Sie betrachtete ihn und war erleichtert, dass seine Gesichtsfarbe und seine Atmung sich langsam normalisierten.
Er atmete noch einmal tief ein und entspannte sich ein wenig. „Ich habe dich gestern angerufen. Wieso hast du nicht zurückgerufen?“
„Ich hatte zu tun. Es tut mir leid.“
Er runzelte die Stirn. „Das sieht dir gar nicht ähnlich.“
„Na ja, aber es ist auch kein Grund, mich hier aufzusuchen, oder?“ Sie hielt ihn immer auf dem Laufenden, wo sie sich befand. Ansonsten würde er sich nur Sorgen machen.
„Ich hatte irgendwie Lust, mir den Ort mal anzuschauen. Ist verdammt nett hier.“
„Ich bin heute Morgen aufgewacht und dachte, ich befände mich mitten in einer …“ Sie brach ab. Er würde sie für verrückt erklären, wenn sie etwas von einer verzauberten Welt erzählen würde. „An einem besonderen Ort.“ In der Ferne landete ein Wasserflugzeug und schlitterte wie eine Libelle über die Seeoberfläche.
„Bei meiner Herkunft vergesse ich immer, dass es Plätze wie diesen auf der Welt gibt“, gestand er.

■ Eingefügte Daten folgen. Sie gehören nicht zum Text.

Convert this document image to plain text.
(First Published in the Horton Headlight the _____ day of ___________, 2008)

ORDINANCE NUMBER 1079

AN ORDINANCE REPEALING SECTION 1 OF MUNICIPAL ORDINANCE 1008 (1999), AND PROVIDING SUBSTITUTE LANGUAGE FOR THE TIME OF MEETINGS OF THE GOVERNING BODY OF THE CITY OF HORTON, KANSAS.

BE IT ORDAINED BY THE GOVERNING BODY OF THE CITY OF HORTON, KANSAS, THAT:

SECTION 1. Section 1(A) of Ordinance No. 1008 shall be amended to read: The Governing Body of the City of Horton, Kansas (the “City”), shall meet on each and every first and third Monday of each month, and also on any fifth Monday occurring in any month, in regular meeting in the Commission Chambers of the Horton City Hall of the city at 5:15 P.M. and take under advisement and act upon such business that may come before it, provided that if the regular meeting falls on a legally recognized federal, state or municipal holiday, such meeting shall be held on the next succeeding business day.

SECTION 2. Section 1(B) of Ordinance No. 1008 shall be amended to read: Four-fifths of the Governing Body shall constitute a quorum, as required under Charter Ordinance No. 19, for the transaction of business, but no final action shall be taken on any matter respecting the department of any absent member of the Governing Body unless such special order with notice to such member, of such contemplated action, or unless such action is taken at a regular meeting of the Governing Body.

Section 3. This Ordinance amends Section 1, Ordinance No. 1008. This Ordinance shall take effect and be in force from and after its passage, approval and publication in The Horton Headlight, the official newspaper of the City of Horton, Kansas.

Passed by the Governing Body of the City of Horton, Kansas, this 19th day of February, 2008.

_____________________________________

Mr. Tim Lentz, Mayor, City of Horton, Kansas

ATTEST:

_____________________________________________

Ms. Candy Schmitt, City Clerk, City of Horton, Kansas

Mel war ein pensionierter Federal Marshal. Er hatte eine ziemlich wilde Vergangenheit und lebte jetzt alleine in einem leicht heruntergekommenen, aber ruhigen Viertel von Newark. Er war erwerbsunfähig und hatte sich ganz der Aufgabe verschrieben, sich um Leute wie Claire zu kümmern – Zeugen, die sich vor etwas, das zu groß war, um alleine damit klarzukommen, versteckten oder flohen. Er war Experte darin, Menschen eine neue Identität und neue Papiere zu verschaffen, und als sie sich in ihrer Verzweiflung an ihn gewandt hatte, hatte er sie mit allem versorgt, was nötig war: einem Namen von einer Toten, einem neuen Lebenslauf und legalen Papieren. Alle ihre Papiere waren echt – die Geburtsurkunde, der Führerschein, ihre Sozialversicherungskarte. Dank Mel war sie wiedergeboren worden und hatte eine zweite Chance im Leben erhalten.
Doch auch wenn sie ihn seit Jahren kannte, kannte sie ihn nicht wirklich. Er ging ganz darin auf, Leuten zu helfen, die sich in der Schattenwelt der Anonymität aufhielten. Sie hatte ihn einmal gefragt, wieso er sich mit Leuten wie ihr überhaupt abgab. Daraufhin hatte er ihr erzählt, dass er einst damit beauftragt gewesen war, eine ganze Familie zu beschützen. Die Zeugen waren alle getötet worden.